What money ought to be
“Oresme wrote that it is ‘disgraceful and everywhere foreign to the nobility of a prince to prohibit the circulation of good money in his country, and, for the sake of gain, to order and even compel his subjects to use his own which is poorer, as if to say that good is bad and his bad is good.’ He was flexible in case of emergencies, such as during periods of war, or to pay ransoms with ‘bad’ or debased money, or to help liberate a kidnapped king. But the bishop added, ‘If the community should in any way make such an alteration, the money ought to be restored to its proper basis as soon as possible, and the making of gain in that way should cease.’” – Alejandro Chaufen, Forbes
Dr. MoneyWise says. . . This essay cites notables on the subject of money – Aristotle, Thomas Aquinas and Copernicus – to name a few. All had similar views. It talks about what money ought to be, the right and wrong of it, and ends up with a couple words on Bitcoin – caveat emptor.
Let them go bankrupt!
“Without a lay-friendly book like [Dr. Mark Thornton’s] The Skyscraper Curse, millions more Americans will be duped by the next crash. They won’t understand the historically unprecedented and bizarre Fed program of quantitative easing, they won’t understand the impact of manipulated interest rates, and they sure won’t understand the gross malinvestment that levered up trillions of dollars in new business debt. Instead, we’ll hear about ‘unbridled capitalism’ and ‘unregulated markets’ as culprits. We’ll be told that extraordinary new measures are needed. More industries, and maybe even the banks again, will be bailed out.
Worst of all, the press will focus on what the Fed and Congress should do, rather than what they shouldn’t.
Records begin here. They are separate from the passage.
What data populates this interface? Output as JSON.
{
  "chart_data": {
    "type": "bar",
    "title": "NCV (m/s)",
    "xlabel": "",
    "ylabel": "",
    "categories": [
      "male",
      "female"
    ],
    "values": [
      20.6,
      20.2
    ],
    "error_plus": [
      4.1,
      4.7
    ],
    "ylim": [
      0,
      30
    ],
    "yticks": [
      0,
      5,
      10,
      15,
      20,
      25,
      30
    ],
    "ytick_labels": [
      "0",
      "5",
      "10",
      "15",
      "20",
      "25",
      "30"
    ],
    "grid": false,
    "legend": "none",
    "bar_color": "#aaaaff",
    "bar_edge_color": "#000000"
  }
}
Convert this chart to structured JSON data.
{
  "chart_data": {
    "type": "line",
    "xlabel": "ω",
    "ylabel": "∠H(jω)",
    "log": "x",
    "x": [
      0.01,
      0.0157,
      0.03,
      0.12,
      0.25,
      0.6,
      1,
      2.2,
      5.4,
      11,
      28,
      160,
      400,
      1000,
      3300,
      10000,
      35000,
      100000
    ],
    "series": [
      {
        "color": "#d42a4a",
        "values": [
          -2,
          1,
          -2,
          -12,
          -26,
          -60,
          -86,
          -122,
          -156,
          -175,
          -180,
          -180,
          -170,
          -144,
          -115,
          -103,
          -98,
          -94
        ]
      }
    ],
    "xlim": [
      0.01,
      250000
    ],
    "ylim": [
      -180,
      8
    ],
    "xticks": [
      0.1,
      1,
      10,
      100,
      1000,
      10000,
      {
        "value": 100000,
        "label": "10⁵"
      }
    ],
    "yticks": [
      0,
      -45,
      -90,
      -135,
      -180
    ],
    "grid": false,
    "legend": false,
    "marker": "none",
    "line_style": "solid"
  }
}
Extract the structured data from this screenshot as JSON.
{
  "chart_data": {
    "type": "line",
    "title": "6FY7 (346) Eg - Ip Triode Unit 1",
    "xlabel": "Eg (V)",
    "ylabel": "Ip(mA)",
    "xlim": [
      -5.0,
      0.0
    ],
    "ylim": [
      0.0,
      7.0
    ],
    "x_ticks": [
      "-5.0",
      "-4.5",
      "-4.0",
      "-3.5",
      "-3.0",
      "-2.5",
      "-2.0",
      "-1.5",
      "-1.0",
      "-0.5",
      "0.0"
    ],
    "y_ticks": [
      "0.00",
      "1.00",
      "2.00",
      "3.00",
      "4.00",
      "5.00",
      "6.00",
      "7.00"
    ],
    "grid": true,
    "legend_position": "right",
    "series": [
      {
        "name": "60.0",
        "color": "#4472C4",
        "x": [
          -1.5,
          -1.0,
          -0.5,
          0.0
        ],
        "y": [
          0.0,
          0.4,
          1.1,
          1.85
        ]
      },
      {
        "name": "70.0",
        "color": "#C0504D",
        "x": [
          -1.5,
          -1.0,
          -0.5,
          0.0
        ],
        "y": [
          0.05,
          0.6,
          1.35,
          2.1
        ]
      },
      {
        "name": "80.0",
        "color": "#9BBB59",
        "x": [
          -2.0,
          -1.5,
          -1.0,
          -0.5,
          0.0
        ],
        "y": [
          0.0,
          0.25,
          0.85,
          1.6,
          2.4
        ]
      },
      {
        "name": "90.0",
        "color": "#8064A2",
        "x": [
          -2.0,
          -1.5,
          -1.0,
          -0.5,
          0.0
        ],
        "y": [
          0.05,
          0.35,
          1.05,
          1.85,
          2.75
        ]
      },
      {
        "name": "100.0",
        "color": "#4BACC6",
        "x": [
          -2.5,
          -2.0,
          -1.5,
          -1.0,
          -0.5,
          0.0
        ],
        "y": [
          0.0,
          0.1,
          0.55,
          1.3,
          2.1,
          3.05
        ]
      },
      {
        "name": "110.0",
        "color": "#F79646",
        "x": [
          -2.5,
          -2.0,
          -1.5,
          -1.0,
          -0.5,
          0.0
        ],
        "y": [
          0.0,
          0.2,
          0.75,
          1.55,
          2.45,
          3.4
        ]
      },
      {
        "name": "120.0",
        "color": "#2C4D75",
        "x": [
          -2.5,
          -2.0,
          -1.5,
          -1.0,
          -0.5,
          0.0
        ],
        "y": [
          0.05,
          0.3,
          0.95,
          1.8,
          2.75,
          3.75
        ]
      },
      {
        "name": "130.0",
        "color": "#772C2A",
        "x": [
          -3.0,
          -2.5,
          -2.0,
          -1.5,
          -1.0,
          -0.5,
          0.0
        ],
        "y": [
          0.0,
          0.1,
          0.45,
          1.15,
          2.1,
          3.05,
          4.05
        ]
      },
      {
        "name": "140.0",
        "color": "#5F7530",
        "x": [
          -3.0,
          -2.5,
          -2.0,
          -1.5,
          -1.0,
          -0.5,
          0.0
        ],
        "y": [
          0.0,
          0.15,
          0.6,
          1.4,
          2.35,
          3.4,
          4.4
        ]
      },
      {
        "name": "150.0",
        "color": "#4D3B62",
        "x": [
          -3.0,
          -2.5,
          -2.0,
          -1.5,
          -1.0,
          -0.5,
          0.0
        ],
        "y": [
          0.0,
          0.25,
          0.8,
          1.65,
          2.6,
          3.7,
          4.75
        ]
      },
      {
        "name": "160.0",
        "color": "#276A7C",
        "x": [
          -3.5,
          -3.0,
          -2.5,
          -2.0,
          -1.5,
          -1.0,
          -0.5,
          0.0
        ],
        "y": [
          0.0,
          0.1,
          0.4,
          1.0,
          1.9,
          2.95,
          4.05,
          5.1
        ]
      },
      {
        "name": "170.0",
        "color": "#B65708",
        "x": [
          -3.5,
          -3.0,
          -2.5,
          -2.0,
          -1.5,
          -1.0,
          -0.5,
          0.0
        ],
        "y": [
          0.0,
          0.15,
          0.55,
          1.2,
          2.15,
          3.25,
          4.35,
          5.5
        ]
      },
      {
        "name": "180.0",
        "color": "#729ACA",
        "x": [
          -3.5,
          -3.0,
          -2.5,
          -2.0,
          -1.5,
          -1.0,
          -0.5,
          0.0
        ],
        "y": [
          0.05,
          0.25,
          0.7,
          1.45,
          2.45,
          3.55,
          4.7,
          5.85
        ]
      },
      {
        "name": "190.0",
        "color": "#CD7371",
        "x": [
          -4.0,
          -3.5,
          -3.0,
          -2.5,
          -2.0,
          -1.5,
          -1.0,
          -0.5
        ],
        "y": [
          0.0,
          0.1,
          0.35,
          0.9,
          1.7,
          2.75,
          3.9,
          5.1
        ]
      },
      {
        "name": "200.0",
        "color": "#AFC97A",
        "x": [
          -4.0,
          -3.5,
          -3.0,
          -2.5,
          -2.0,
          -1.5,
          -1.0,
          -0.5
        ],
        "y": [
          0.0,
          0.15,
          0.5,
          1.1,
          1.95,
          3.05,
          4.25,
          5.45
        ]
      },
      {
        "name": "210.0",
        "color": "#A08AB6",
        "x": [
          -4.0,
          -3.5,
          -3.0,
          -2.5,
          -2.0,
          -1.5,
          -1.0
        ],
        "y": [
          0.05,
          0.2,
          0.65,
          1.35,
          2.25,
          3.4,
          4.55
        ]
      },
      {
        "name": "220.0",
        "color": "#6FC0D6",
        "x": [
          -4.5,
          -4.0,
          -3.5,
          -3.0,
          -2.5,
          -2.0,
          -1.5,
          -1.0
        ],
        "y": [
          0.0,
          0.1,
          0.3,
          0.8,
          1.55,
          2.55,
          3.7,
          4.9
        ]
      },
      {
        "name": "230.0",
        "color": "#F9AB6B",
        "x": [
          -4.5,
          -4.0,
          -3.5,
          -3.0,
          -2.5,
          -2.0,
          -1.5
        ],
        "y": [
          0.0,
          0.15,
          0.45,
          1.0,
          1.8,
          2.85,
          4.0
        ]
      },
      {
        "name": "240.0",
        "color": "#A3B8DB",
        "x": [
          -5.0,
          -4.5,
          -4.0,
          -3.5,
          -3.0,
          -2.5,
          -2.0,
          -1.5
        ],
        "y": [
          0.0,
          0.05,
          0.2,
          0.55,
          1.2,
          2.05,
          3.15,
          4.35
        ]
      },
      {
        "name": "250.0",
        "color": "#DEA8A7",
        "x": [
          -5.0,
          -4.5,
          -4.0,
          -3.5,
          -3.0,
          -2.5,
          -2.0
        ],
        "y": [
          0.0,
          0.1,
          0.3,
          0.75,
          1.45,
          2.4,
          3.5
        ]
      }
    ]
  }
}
The only real cure for too much debt is an orderly process of liquidation: let insolvent banks and debt-ridden firms go bankrupt, let their shareholders take a haircut, and let new entrepreneurs and firms buy the assets out of bankruptcy. No bailouts. No subsidies. No taxpayer involvement.” – Jeff Deist, Mises Institute (March 2018)
Dr. MoneyWise says: Anna Schwartz, who co-authored A Monetary History of the United States with Milton Friedman, very publicly recommended exactly the same remedy in 2008. Such comeuppance never occurred. The banks and other industries were bailed out, and we ended up where we are today – in a deeper hole than ever with the threat of an even more dangerous crisis than the last hanging over us.
Jeff Deist is the president of the Mises Institute.